L’expression est un courage et une arme

Avec l’aimable autorisation de Diogène j’ai voulu vous faire profiter de l’un de ses articles. Non seulement j’ai relevé la pertinence de cet écrit mais j’ai tenu à souligner   quelques phrases marquantes sur lesquelles il serait bon de réfléchir :

– “le devoir de veille et d’expression de l’armée doit s’exercer”

– “Ne pas accorder à l’armée une place dans le débat……c’est refuser au militaire son statut de citoyen à part entière dans la Cité.”

“L’armée ne doit pas attendre qu’on lui donne cette place, elle doit la prendre en s’exprimant ouvertement, toute catégorie confondue et dans l’union.”

– “Or le politique redoute que l’armée exprime son avis, et fait un très mauvais usage de la notion du devoir de réserve”

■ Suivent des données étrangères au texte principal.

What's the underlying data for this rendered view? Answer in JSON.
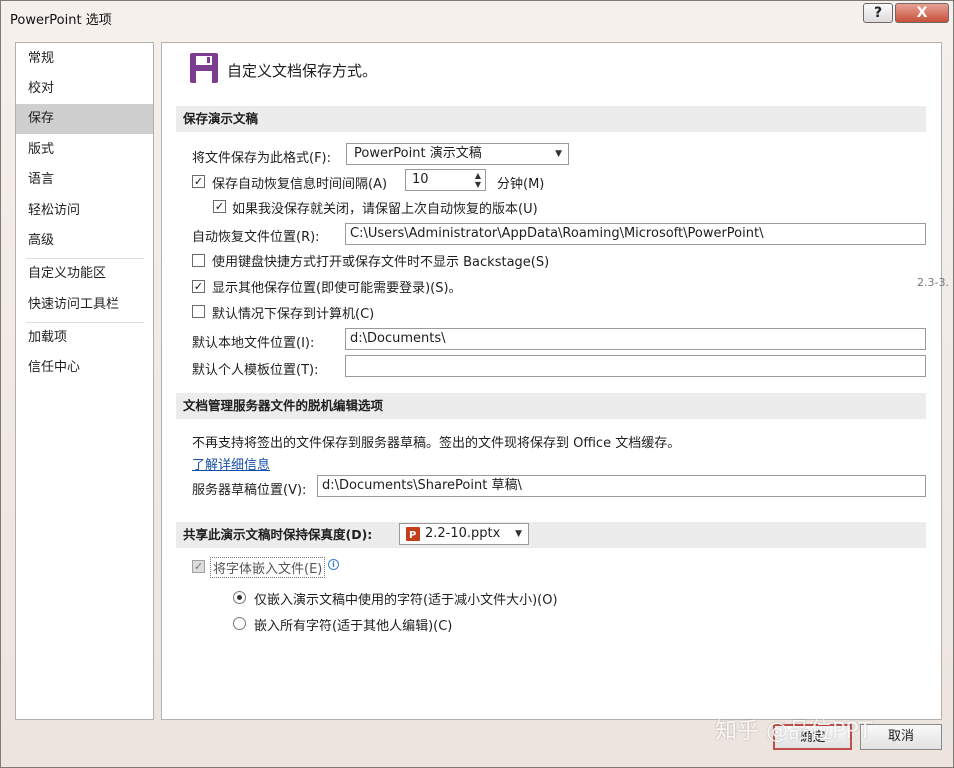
{
  "window": {
    "title": "PowerPoint 选项",
    "help_symbol": "?",
    "close_symbol": "X"
  },
  "sidebar": {
    "items": [
      {
        "label": "常规"
      },
      {
        "label": "校对"
      },
      {
        "label": "保存",
        "selected": true
      },
      {
        "label": "版式"
      },
      {
        "label": "语言"
      },
      {
        "label": "轻松访问"
      },
      {
        "label": "高级"
      },
      {
        "label": "自定义功能区"
      },
      {
        "label": "快速访问工具栏"
      },
      {
        "label": "加载项"
      },
      {
        "label": "信任中心"
      }
    ]
  },
  "main": {
    "page_title": "自定义文档保存方式。",
    "section_save": {
      "title": "保存演示文稿",
      "format_label": "将文件保存为此格式(F):",
      "format_value": "PowerPoint 演示文稿",
      "autorecover_label": "保存自动恢复信息时间间隔(A)",
      "autorecover_checked": true,
      "autorecover_minutes": "10",
      "minutes_label": "分钟(M)",
      "keep_last_label": "如果我没保存就关闭，请保留上次自动恢复的版本(U)",
      "keep_last_checked": true,
      "autorecover_location_label": "自动恢复文件位置(R):",
      "autorecover_location_value": "C:\\Users\\Administrator\\AppData\\Roaming\\Microsoft\\PowerPoint\\",
      "no_backstage_label": "使用键盘快捷方式打开或保存文件时不显示 Backstage(S)",
      "no_backstage_checked": false,
      "show_other_label": "显示其他保存位置(即使可能需要登录)(S)。",
      "show_other_checked": true,
      "save_to_computer_label": "默认情况下保存到计算机(C)",
      "save_to_computer_checked": false,
      "local_location_label": "默认本地文件位置(I):",
      "local_location_value": "d:\\Documents\\",
      "template_location_label": "默认个人模板位置(T):",
      "template_location_value": ""
    },
    "section_offline": {
      "title": "文档管理服务器文件的脱机编辑选项",
      "note": "不再支持将签出的文件保存到服务器草稿。签出的文件现将保存到 Office 文档缓存。",
      "learn_more": "了解详细信息",
      "drafts_label": "服务器草稿位置(V):",
      "drafts_value": "d:\\Documents\\SharePoint 草稿\\"
    },
    "section_fidelity": {
      "title": "共享此演示文稿时保持保真度(D):",
      "file_value": "2.2-10.pptx",
      "embed_fonts_label": "将字体嵌入文件(E)",
      "embed_fonts_checked": true,
      "embed_used_label": "仅嵌入演示文稿中使用的字符(适于减小文件大小)(O)",
      "embed_used_selected": true,
      "embed_all_label": "嵌入所有字符(适于其他人编辑)(C)",
      "embed_all_selected": false
    }
  },
  "footer": {
    "ok_label": "确定",
    "cancel_label": "取消"
  },
  "overlay": {
    "watermark": "知乎 @品位PPT",
    "side_fragment": "2.3-3."
  },
  "colors": {
    "accent_purple": "#7a3d8f",
    "selected_nav": "#cfcfcf",
    "link": "#1550a8",
    "pptx_red": "#c43e1c"
  }
}
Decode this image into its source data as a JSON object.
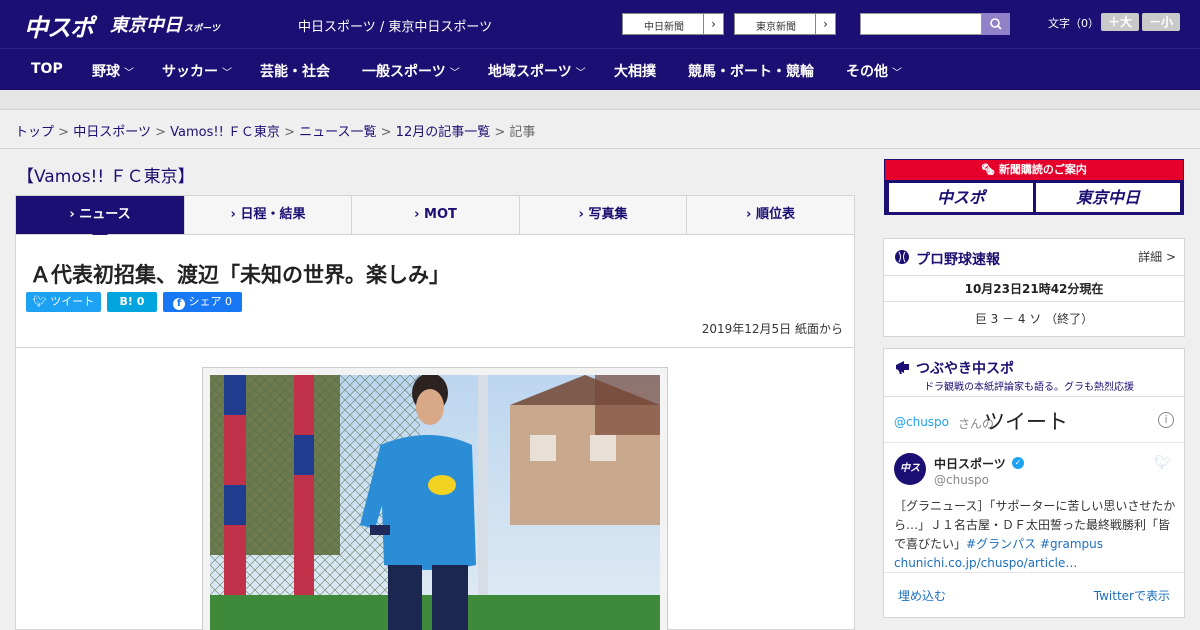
{
  "header": {
    "logo_chuspo": "中スポ",
    "logo_tokyo": "東京中日",
    "logo_tokyo_small": "スポーツ",
    "site_title": "中日スポーツ / 東京中日スポーツ",
    "paper_links": [
      "中日新聞",
      "東京新聞"
    ],
    "font_label": "文字（0）",
    "font_larger": "＋大",
    "font_smaller": "－小"
  },
  "nav": {
    "items": [
      "TOP",
      "野球",
      "サッカー",
      "芸能・社会",
      "一般スポーツ",
      "地域スポーツ",
      "大相撲",
      "競馬・ボート・競輪",
      "その他"
    ]
  },
  "breadcrumb": {
    "links": [
      "トップ",
      "中日スポーツ",
      "Vamos!! ＦＣ東京",
      "ニュース一覧",
      "12月の記事一覧"
    ],
    "current": "記事",
    "separator": ">"
  },
  "category": "【Vamos!! ＦＣ東京】",
  "tabs": [
    "ニュース",
    "日程・結果",
    "MOT",
    "写真集",
    "順位表"
  ],
  "article": {
    "headline": "Ａ代表初招集、渡辺「未知の世界。楽しみ」",
    "tweet_label": "ツイート",
    "hatena_label": "B!",
    "hatena_count": "0",
    "facebook_label": "シェア",
    "facebook_count": "0",
    "dateline": "2019年12月5日 紙面から"
  },
  "sidebar": {
    "ad_title": "新聞購読のご案内",
    "ad_buttons": [
      "中スポ",
      "東京中日"
    ],
    "score": {
      "title": "プロ野球速報",
      "detail": "詳細 >",
      "time": "10月23日21時42分現在",
      "result": "巨 3 － 4 ソ （終了）"
    },
    "tweets": {
      "title": "つぶやき中スポ",
      "subtitle": "ドラ観戦の本紙評論家も語る。グラも熱烈応援",
      "handle": "@chuspo",
      "san": "さんの",
      "tweet_word": "ツイート",
      "account_name": "中日スポーツ",
      "account_handle": "@chuspo",
      "text": "［グラニュース］「サポーターに苦しい思いさせたから…」Ｊ１名古屋・ＤＦ太田誓った最終戦勝利「皆で喜びたい」",
      "hashtags": "#グランパス #grampus",
      "link": "chunichi.co.jp/chuspo/article…",
      "embed": "埋め込む",
      "view": "Twitterで表示"
    }
  },
  "colors": {
    "brand": "#1c0f73",
    "accent_red": "#e4002b",
    "twitter": "#1da1f2",
    "hatena": "#00a4de",
    "facebook": "#1877f2"
  }
}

L’expression est un courage et une arme

 
L’armée a une mission, la défense du pays et de ses intérêts. Elle a aussi un devoir, veiller à ce que les politiques lui permettent de remplir ce rôle.
Les politiques ont une obligation, maintenir l’outil de défense pour la protection des citoyens. Cette protection ne se limite pas aux risques d’agression du territoire par des éléments extérieurs ou intérieurs. Cette protection englobe aussi la fourniture en ressources indispensables, fourniture assurée par des accords politico-commerciaux qui parfois sont compromis par des intérêts antagonistes, ce qui peut conduire le politique à faire intervenir l’armée.
Si cette obligation du politique n’est pas remplie, l’armée ne peut remplir ses missions, la sécurité du peuple n’est plus assurée, et c’est là que le devoir de veille et d’expression de l’armée doit s’exercer
L’armée est le bras armé de la Nation, certes, mais elle doit exiger d’avoir plus qu’un avis consultatif en ce qui concerne la politique de défense, pour la simple raison qu’elle est exactement le sens que contient l’expression “bras armé de la Nation” et qui s’oppose au mercenariat.
Ne pas accorder à l’armée une place dans le débat stratégique c’est la réduire au rôle d’exécutant, au rôle de mercenaire, et c’est refuser au militaire son statut de citoyen à part entière dans la Cité.
L’armée ne doit pas attendre qu’on lui donne cette place, elle doit la prendre en s’exprimant ouvertement, toute catégorie confondue et dans l’union.
Or le politique redoute que l’armée exprime son avis, et fait un très mauvais usage de la notion du devoir de réserve. Contrairement à ce qu’affirme le politique, le devoir de réserve ne peut empêcher le citoyen militaire d’exprimer son opposition à des choix en matière de politique de défense qui compromettent la sécurité de ses concitoyens, le rayonnement du pays, la stabilité économique et financière de l’Etat.